Fundamental Processes in Ecology

Download Fundamental Processes in Ecology PDF Online Free

Author :
Publisher : OUP Oxford
ISBN 13 : 0191551856
Total Pages : 200 pages
Book Rating : 4.1/5 (915 download)

DOWNLOAD NOW!


Book Synopsis Fundamental Processes in Ecology by : David M Wilkinson

Download or read book Fundamental Processes in Ecology written by David M Wilkinson and published by OUP Oxford. This book was released on 2007-09-13 with total page 200 pages. Available in PDF, EPUB and Kindle. Book excerpt: Fundamental Processes in Ecology presents a way to study ecosystems that is not yet available in ecology textbooks but is resonant with current thinking in the emerging fields of geobiology and Earth System Science. It provides an alternative, process-based classification of ecology and proposes a truly planetary view of ecological science. To achieve this, it asks (and endeavours to answer) the question, "what are the fundamental ecological processes which would be found on any planet with Earth-like, carbon based, life?" The author demonstrates how the idea of fundamental ecological processes can be developed at the systems level, specifically their involvement in control and feedback mechanisms. This approach allows us to reconsider basic ecological ideas such as energy flow, guilds, trade-offs, carbon cycling and photosynthesis; and to put these in a global context. In doing so, the book puts a much stronger emphasis on microorganisms than has traditionally been the case.
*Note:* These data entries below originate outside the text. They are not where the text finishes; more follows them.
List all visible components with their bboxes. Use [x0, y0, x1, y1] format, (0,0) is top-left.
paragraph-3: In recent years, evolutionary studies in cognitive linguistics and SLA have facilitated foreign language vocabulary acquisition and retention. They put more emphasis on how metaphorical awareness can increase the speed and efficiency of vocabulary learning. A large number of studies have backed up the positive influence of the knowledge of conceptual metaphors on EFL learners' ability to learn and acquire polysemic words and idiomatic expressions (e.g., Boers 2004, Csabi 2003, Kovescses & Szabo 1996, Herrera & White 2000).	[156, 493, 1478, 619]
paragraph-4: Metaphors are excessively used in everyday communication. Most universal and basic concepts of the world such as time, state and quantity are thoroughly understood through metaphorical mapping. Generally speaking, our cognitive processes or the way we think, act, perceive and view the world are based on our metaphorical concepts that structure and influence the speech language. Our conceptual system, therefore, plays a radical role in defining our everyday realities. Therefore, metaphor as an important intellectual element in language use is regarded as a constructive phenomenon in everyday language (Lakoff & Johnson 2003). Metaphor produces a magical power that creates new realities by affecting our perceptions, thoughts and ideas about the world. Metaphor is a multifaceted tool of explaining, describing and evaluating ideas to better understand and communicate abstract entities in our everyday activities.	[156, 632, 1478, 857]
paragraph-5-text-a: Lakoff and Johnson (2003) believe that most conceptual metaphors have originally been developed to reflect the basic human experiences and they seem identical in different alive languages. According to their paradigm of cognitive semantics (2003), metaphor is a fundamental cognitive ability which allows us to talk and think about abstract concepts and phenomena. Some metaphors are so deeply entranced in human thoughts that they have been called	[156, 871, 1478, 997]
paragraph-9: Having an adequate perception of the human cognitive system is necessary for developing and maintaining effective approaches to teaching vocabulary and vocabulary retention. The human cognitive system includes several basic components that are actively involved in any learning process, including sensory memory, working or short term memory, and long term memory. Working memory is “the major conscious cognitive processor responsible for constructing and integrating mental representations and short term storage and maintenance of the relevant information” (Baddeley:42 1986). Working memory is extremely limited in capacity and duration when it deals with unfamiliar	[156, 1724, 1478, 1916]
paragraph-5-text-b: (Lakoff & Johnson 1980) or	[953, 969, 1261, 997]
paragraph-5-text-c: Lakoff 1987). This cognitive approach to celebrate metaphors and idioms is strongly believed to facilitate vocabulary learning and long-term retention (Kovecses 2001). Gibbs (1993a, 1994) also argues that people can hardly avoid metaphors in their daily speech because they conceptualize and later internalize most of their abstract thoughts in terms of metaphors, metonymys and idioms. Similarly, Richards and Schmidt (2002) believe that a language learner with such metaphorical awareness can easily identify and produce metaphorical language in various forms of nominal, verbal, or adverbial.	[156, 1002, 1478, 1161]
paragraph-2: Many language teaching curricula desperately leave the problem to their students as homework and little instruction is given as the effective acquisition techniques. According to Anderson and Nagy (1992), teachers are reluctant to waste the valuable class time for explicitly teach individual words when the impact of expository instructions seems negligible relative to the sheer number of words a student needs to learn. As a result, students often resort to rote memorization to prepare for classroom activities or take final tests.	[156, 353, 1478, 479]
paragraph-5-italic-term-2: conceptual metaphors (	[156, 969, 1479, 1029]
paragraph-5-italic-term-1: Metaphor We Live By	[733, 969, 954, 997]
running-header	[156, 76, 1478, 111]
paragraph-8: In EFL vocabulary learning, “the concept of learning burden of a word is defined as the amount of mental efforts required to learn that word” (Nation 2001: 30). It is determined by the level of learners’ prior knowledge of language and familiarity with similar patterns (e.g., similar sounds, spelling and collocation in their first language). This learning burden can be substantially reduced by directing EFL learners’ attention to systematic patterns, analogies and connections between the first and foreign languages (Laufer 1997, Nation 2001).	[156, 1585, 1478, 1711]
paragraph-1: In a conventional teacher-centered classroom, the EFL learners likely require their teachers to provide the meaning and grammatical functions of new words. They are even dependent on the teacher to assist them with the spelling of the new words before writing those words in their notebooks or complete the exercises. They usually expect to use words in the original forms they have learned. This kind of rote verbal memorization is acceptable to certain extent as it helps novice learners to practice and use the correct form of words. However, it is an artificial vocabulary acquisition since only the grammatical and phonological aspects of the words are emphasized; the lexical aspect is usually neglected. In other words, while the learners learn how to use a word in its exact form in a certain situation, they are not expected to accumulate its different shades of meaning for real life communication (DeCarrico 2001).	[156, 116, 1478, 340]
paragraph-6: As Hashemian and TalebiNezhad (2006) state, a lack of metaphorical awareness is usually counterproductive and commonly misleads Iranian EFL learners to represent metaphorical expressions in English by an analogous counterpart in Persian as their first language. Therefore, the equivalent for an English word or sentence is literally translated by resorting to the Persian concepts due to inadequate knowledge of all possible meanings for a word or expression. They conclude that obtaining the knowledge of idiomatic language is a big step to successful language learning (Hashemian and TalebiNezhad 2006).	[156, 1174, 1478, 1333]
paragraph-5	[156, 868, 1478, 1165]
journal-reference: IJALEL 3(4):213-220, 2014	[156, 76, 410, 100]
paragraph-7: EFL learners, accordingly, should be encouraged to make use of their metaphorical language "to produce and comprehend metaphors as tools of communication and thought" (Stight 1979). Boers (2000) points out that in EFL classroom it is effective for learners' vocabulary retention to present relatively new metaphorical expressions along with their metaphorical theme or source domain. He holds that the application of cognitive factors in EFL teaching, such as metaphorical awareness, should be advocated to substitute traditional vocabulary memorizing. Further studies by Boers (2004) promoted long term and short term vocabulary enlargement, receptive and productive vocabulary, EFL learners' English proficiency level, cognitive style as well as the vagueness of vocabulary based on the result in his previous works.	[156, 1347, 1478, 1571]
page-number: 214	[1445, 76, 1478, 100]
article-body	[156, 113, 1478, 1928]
The integration of Earth System Science with ecology is vitally important if ecological science is to successfully contribute to the massive problems and future challenges associated with global change. Although the approach is heavily influenced by Lovelock's Gaia hypothesis, this is not a popular science book about Gaian theory. Instead it is written as an accessible text for graduate student seminar courses and researchers in the fields of ecology, earth system science, evolutionary biology, palaeontology, history of life, astrobiology, geology and physical geography.